Open momur opened 3 months ago
Hi @momur ,
Thank you for trying celloracle.
In short, the difference between factors_indirect and factors_direct is based on their information source.
The factors_direct
is based on the experimentally confirmed motif, while the factors_indirect
is picked up based on relatively indirect evidence or computational inference.
For more information, please look at the explanation in the motif database. http://cisbp.ccbr.utoronto.ca/faq.html
and https://gimmemotifs.readthedocs.io/en/master/index.html
The binding site is shown in the seqname
or peak_id
column. Some of the elements are distal, and some are proximal.
As you pointed out, the gene_short_name is an annotation of the peak_id. For example, peak "chr10_100009210_100010306" is a cis-regulatory element of the gene DNMBP.
Hi,
Thank you for your reply. It helps.
My motivation here is to know which motifs are found in the promoter and enhancer regions. We provide co-accessible peaks, and celloracle performs TF motif scanning in the co-accessible sites. TF info is created after the TF motif scanning step. I thought that direct factors are the motifs found in the co-accessible sites.

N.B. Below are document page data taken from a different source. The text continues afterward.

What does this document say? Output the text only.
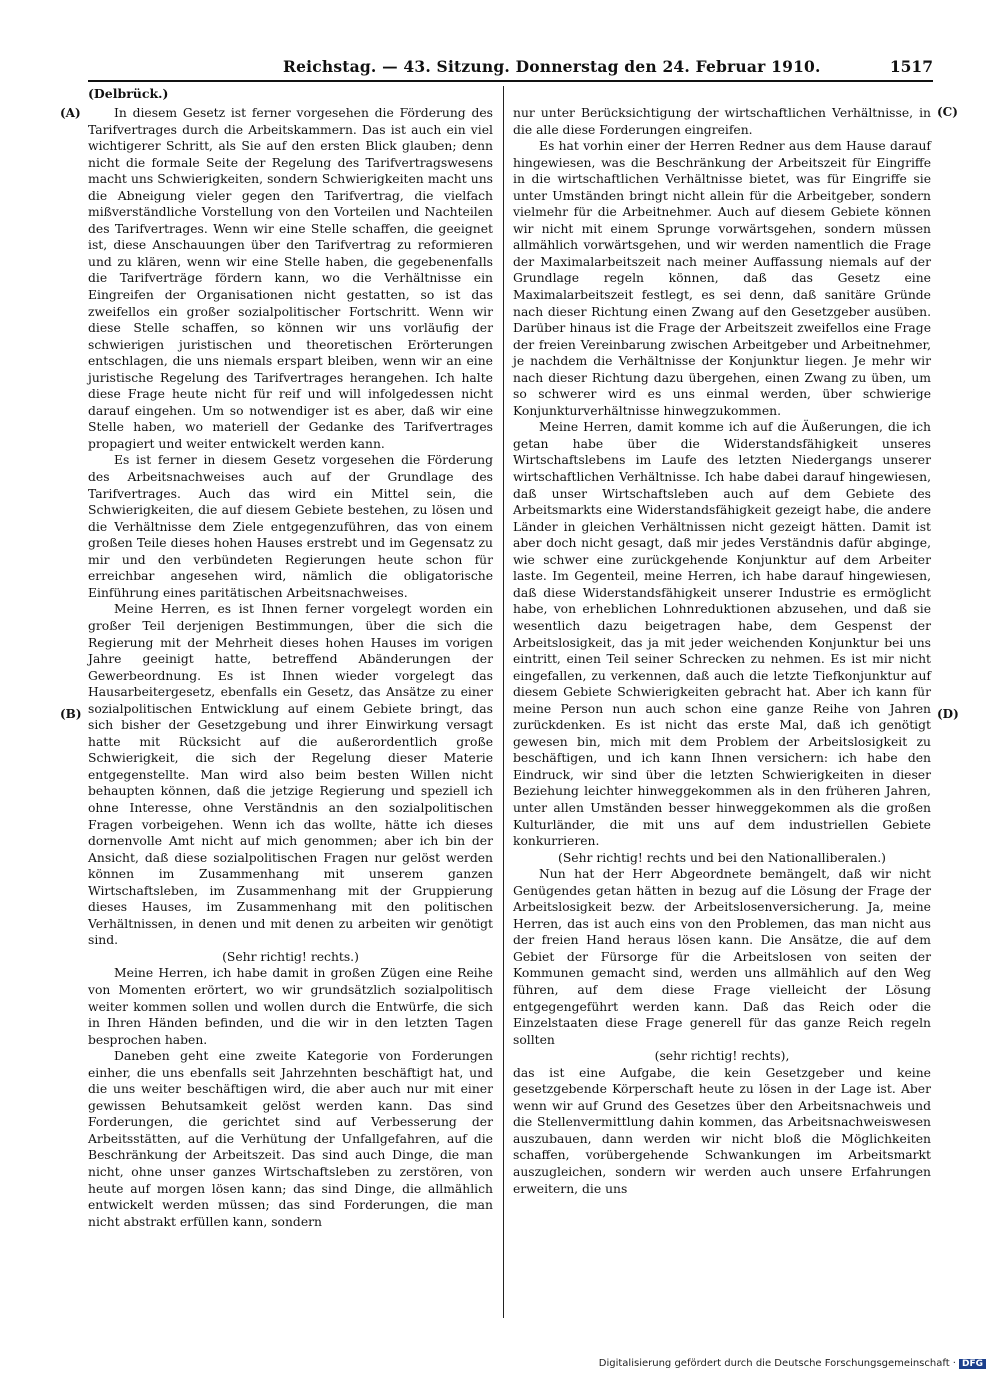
Reichstag. — 43. Sitzung. Donnerstag den 24. Februar 1910.	1517
(Delbrück.)
(A)
(B)
(C)
(D)

In diesem Gesetz ist ferner vorgesehen die Förderung des Tarifvertrages durch die Arbeitskammern. Das ist auch ein viel wichtigerer Schritt, als Sie auf den ersten Blick glauben; denn nicht die formale Seite der Regelung des Tarifvertragswesens macht uns Schwierigkeiten, sondern Schwierigkeiten macht uns die Abneigung vieler gegen den Tarifvertrag, die vielfach mißverständliche Vorstellung von den Vorteilen und Nachteilen des Tarifvertrages. Wenn wir eine Stelle schaffen, die geeignet ist, diese Anschauungen über den Tarifvertrag zu reformieren und zu klären, wenn wir eine Stelle haben, die gegebenenfalls die Tarifverträge fördern kann, wo die Verhältnisse ein Eingreifen der Organisationen nicht gestatten, so ist das zweifellos ein großer sozialpolitischer Fortschritt. Wenn wir diese Stelle schaffen, so können wir uns vorläufig der schwierigen juristischen und theoretischen Erörterungen entschlagen, die uns niemals erspart bleiben, wenn wir an eine juristische Regelung des Tarifvertrages herangehen. Ich halte diese Frage heute nicht für reif und will infolgedessen nicht darauf eingehen. Um so notwendiger ist es aber, daß wir eine Stelle haben, wo materiell der Gedanke des Tarifvertrages propagiert und weiter entwickelt werden kann.

Es ist ferner in diesem Gesetz vorgesehen die Förderung des Arbeitsnachweises auch auf der Grundlage des Tarifvertrages. Auch das wird ein Mittel sein, die Schwierigkeiten, die auf diesem Gebiete bestehen, zu lösen und die Verhältnisse dem Ziele entgegenzuführen, das von einem großen Teile dieses hohen Hauses erstrebt und im Gegensatz zu mir und den verbündeten Regierungen heute schon für erreichbar angesehen wird, nämlich die obligatorische Einführung eines paritätischen Arbeitsnachweises.

Meine Herren, es ist Ihnen ferner vorgelegt worden ein großer Teil derjenigen Bestimmungen, über die sich die Regierung mit der Mehrheit dieses hohen Hauses im vorigen Jahre geeinigt hatte, betreffend Abänderungen der Gewerbeordnung. Es ist Ihnen wieder vorgelegt das Hausarbeitergesetz, ebenfalls ein Gesetz, das Ansätze zu einer sozialpolitischen Entwicklung auf einem Gebiete bringt, das sich bisher der Gesetzgebung und ihrer Einwirkung versagt hatte mit Rücksicht auf die außerordentlich große Schwierigkeit, die sich der Regelung dieser Materie entgegenstellte. Man wird also beim besten Willen nicht behaupten können, daß die jetzige Regierung und speziell ich ohne Interesse, ohne Verständnis an den sozialpolitischen Fragen vorbeigehen. Wenn ich das wollte, hätte ich dieses dornenvolle Amt nicht auf mich genommen; aber ich bin der Ansicht, daß diese sozialpolitischen Fragen nur gelöst werden können im Zusammenhang mit unserem ganzen Wirtschaftsleben, im Zusammenhang mit der Gruppierung dieses Hauses, im Zusammenhang mit den politischen Verhältnissen, in denen und mit denen zu arbeiten wir genötigt sind.

(Sehr richtig! rechts.)

Meine Herren, ich habe damit in großen Zügen eine Reihe von Momenten erörtert, wo wir grundsätzlich sozialpolitisch weiter kommen sollen und wollen durch die Entwürfe, die sich in Ihren Händen befinden, und die wir in den letzten Tagen besprochen haben.

Daneben geht eine zweite Kategorie von Forderungen einher, die uns ebenfalls seit Jahrzehnten beschäftigt hat, und die uns weiter beschäftigen wird, die aber auch nur mit einer gewissen Behutsamkeit gelöst werden kann. Das sind Forderungen, die gerichtet sind auf Verbesserung der Arbeitsstätten, auf die Verhütung der Unfallgefahren, auf die Beschränkung der Arbeitszeit. Das sind auch Dinge, die man nicht, ohne unser ganzes Wirtschaftsleben zu zerstören, von heute auf morgen lösen kann; das sind Dinge, die allmählich entwickelt werden müssen; das sind Forderungen, die man nicht abstrakt erfüllen kann, sondern

nur unter Berücksichtigung der wirtschaftlichen Verhältnisse, in die alle diese Forderungen eingreifen.

Es hat vorhin einer der Herren Redner aus dem Hause darauf hingewiesen, was die Beschränkung der Arbeitszeit für Eingriffe in die wirtschaftlichen Verhältnisse bietet, was für Eingriffe sie unter Umständen bringt nicht allein für die Arbeitgeber, sondern vielmehr für die Arbeitnehmer. Auch auf diesem Gebiete können wir nicht mit einem Sprunge vorwärtsgehen, sondern müssen allmählich vorwärtsgehen, und wir werden namentlich die Frage der Maximalarbeitszeit nach meiner Auffassung niemals auf der Grundlage regeln können, daß das Gesetz eine Maximalarbeitszeit festlegt, es sei denn, daß sanitäre Gründe nach dieser Richtung einen Zwang auf den Gesetzgeber ausüben. Darüber hinaus ist die Frage der Arbeitszeit zweifellos eine Frage der freien Vereinbarung zwischen Arbeitgeber und Arbeitnehmer, je nachdem die Verhältnisse der Konjunktur liegen. Je mehr wir nach dieser Richtung dazu übergehen, einen Zwang zu üben, um so schwerer wird es uns einmal werden, über schwierige Konjunkturverhältnisse hinwegzukommen.

Meine Herren, damit komme ich auf die Äußerungen, die ich getan habe über die Widerstandsfähigkeit unseres Wirtschaftslebens im Laufe des letzten Niedergangs unserer wirtschaftlichen Verhältnisse. Ich habe dabei darauf hingewiesen, daß unser Wirtschaftsleben auch auf dem Gebiete des Arbeitsmarkts eine Widerstandsfähigkeit gezeigt habe, die andere Länder in gleichen Verhältnissen nicht gezeigt hätten. Damit ist aber doch nicht gesagt, daß mir jedes Verständnis dafür abginge, wie schwer eine zurückgehende Konjunktur auf dem Arbeiter laste. Im Gegenteil, meine Herren, ich habe darauf hingewiesen, daß diese Widerstandsfähigkeit unserer Industrie es ermöglicht habe, von erheblichen Lohnreduktionen abzusehen, und daß sie wesentlich dazu beigetragen habe, dem Gespenst der Arbeitslosigkeit, das ja mit jeder weichenden Konjunktur bei uns eintritt, einen Teil seiner Schrecken zu nehmen. Es ist mir nicht eingefallen, zu verkennen, daß auch die letzte Tiefkonjunktur auf diesem Gebiete Schwierigkeiten gebracht hat. Aber ich kann für meine Person nun auch schon eine ganze Reihe von Jahren zurückdenken. Es ist nicht das erste Mal, daß ich genötigt gewesen bin, mich mit dem Problem der Arbeitslosigkeit zu beschäftigen, und ich kann Ihnen versichern: ich habe den Eindruck, wir sind über die letzten Schwierigkeiten in dieser Beziehung leichter hinweggekommen als in den früheren Jahren, unter allen Umständen besser hinweggekommen als die großen Kulturländer, die mit uns auf dem industriellen Gebiete konkurrieren.

(Sehr richtig! rechts und bei den Nationalliberalen.)

Nun hat der Herr Abgeordnete bemängelt, daß wir nicht Genügendes getan hätten in bezug auf die Lösung der Frage der Arbeitslosigkeit bezw. der Arbeitslosenversicherung. Ja, meine Herren, das ist auch eins von den Problemen, das man nicht aus der freien Hand heraus lösen kann. Die Ansätze, die auf dem Gebiet der Fürsorge für die Arbeitslosen von seiten der Kommunen gemacht sind, werden uns allmählich auf den Weg führen, auf dem diese Frage vielleicht der Lösung entgegengeführt werden kann. Daß das Reich oder die Einzelstaaten diese Frage generell für das ganze Reich regeln sollten

(sehr richtig! rechts),

das ist eine Aufgabe, die kein Gesetzgeber und keine gesetzgebende Körperschaft heute zu lösen in der Lage ist. Aber wenn wir auf Grund des Gesetzes über den Arbeitsnachweis und die Stellenvermittlung dahin kommen, das Arbeitsnachweiswesen auszubauen, dann werden wir nicht bloß die Möglichkeiten schaffen, vorübergehende Schwankungen im Arbeitsmarkt auszugleichen, sondern wir werden auch unsere Erfahrungen erweitern, die uns

Digitalisierung gefördert durch die Deutsche Forschungsgemeinschaft · DFG
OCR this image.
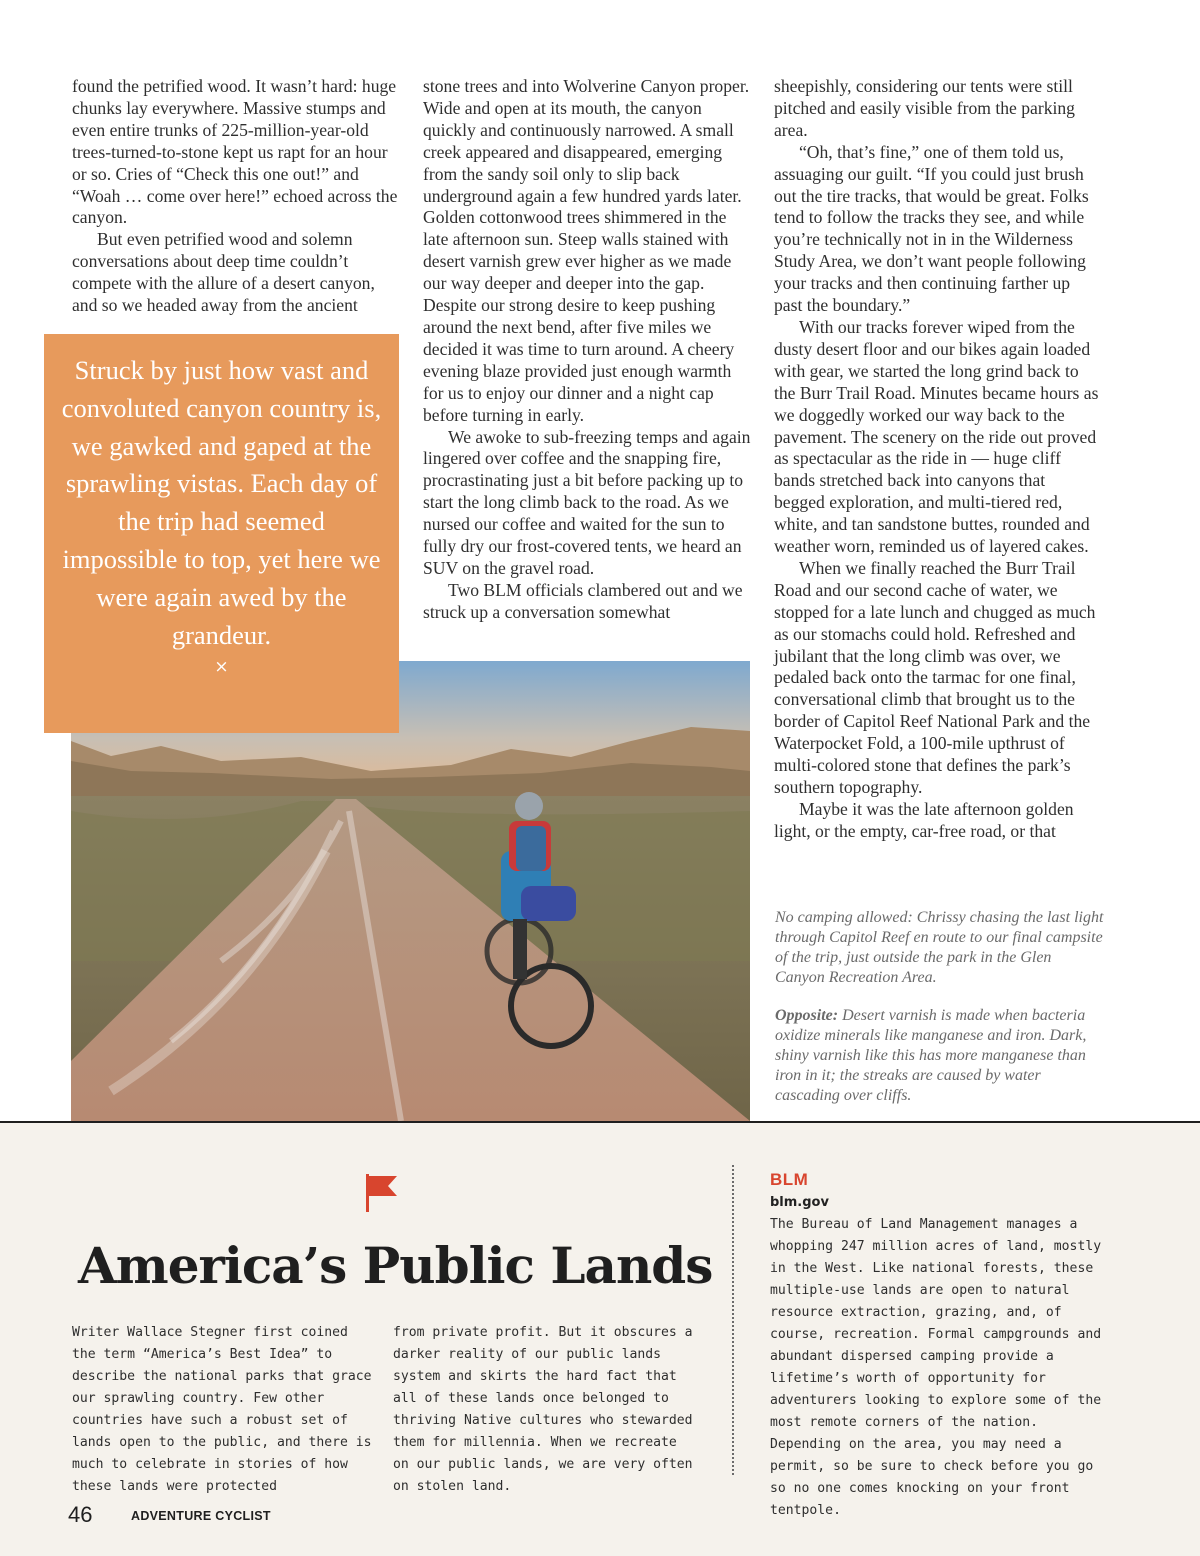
found the petrified wood. It wasn’t hard: huge chunks lay everywhere. Massive stumps and even entire trunks of 225-million-year-old trees-turned-to-stone kept us rapt for an hour or so. Cries of “Check this one out!” and “Woah … come over here!” echoed across the canyon.

But even petrified wood and solemn conversations about deep time couldn’t compete with the allure of a desert canyon, and so we headed away from the ancient

stone trees and into Wolverine Canyon proper. Wide and open at its mouth, the canyon quickly and continuously narrowed. A small creek appeared and disappeared, emerging from the sandy soil only to slip back underground again a few hundred yards later. Golden cottonwood trees shimmered in the late afternoon sun. Steep walls stained with desert varnish grew ever higher as we made our way deeper and deeper into the gap. Despite our strong desire to keep pushing around the next bend, after five miles we decided it was time to turn around. A cheery evening blaze provided just enough warmth for us to enjoy our dinner and a night cap before turning in early.

We awoke to sub-freezing temps and again lingered over coffee and the snapping fire, procrastinating just a bit before packing up to start the long climb back to the road. As we nursed our coffee and waited for the sun to fully dry our frost-covered tents, we heard an SUV on the gravel road.

Two BLM officials clambered out and we struck up a conversation somewhat

sheepishly, considering our tents were still pitched and easily visible from the parking area.

“Oh, that’s fine,” one of them told us, assuaging our guilt. “If you could just brush out the tire tracks, that would be great. Folks tend to follow the tracks they see, and while you’re technically not in in the Wilderness Study Area, we don’t want people following your tracks and then continuing farther up past the boundary.”

With our tracks forever wiped from the dusty desert floor and our bikes again loaded with gear, we started the long grind back to the Burr Trail Road. Minutes became hours as we doggedly worked our way back to the pavement. The scenery on the ride out proved as spectacular as the ride in — huge cliff bands stretched back into canyons that begged exploration, and multi-tiered red, white, and tan sandstone buttes, rounded and weather worn, reminded us of layered cakes.

When we finally reached the Burr Trail Road and our second cache of water, we stopped for a late lunch and chugged as much as our stomachs could hold. Refreshed and jubilant that the long climb was over, we pedaled back onto the tarmac for one final, conversational climb that brought us to the border of Capitol Reef National Park and the Waterpocket Fold, a 100-mile upthrust of multi-colored stone that defines the park’s southern topography.

Maybe it was the late afternoon golden light, or the empty, car-free road, or that

Struck by just how vast and convoluted canyon country is, we gawked and gaped at the sprawling vistas. Each day of the trip had seemed impossible to top, yet here we were again awed by the grandeur.
×

No camping allowed: Chrissy chasing the last light through Capitol Reef en route to our final campsite of the trip, just outside the park in the Glen Canyon Recreation Area.

Opposite: Desert varnish is made when bacteria oxidize minerals like manganese and iron. Dark, shiny varnish like this has more manganese than iron in it; the streaks are caused by water cascading over cliffs.

America’s Public Lands

Writer Wallace Stegner first coined the term “America’s Best Idea” to describe the national parks that grace our sprawling country. Few other countries have such a robust set of lands open to the public, and there is much to celebrate in stories of how these lands were protected

from private profit. But it obscures a darker reality of our public lands system and skirts the hard fact that all of these lands once belonged to thriving Native cultures who stewarded them for millennia. When we recreate on our public lands, we are very often on stolen land.

BLM
blm.gov

The Bureau of Land Management manages a whopping 247 million acres of land, mostly in the West. Like national forests, these multiple-use lands are open to natural resource extraction, grazing, and, of course, recreation. Formal campgrounds and abundant dispersed camping provide a lifetime’s worth of opportunity for adventurers looking to explore some of the most remote corners of the nation. Depending on the area, you may need a permit, so be sure to check before you go so no one comes knocking on your front tentpole.

46	ADVENTURE CYCLIST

Is there a way to retrieve the information that I am looking for from any celloracle outputs?
Thanks!
@momur
You can distinguish promoter peaks and other distal regulatory element peaks as follows.
In the peak data preprocessing step, peak annotation was already done. https://morris-lab.github.io/CellOracle.documentation/notebooks/01_ATAC-seq_data_processing/option1_scATAC-seq_data_analysis_with_cicero/02_preprocess_peak_data.html#3.-Integrate-TSS-info-and-cicero-connections
In this dataframe, integrated
, the promoter peaks have a co-accessible score of 1. If the co-accessible score is less than 1, the peaks do not contain TSS. So, you can distinguish promoters from enhancers by looking at the score. I think this is the information you are looking for.
Hi @KenjiKamimoto-wustl122 ,
Thanks for the explanation. It helps but I would like to rephrase my question to make it simpler.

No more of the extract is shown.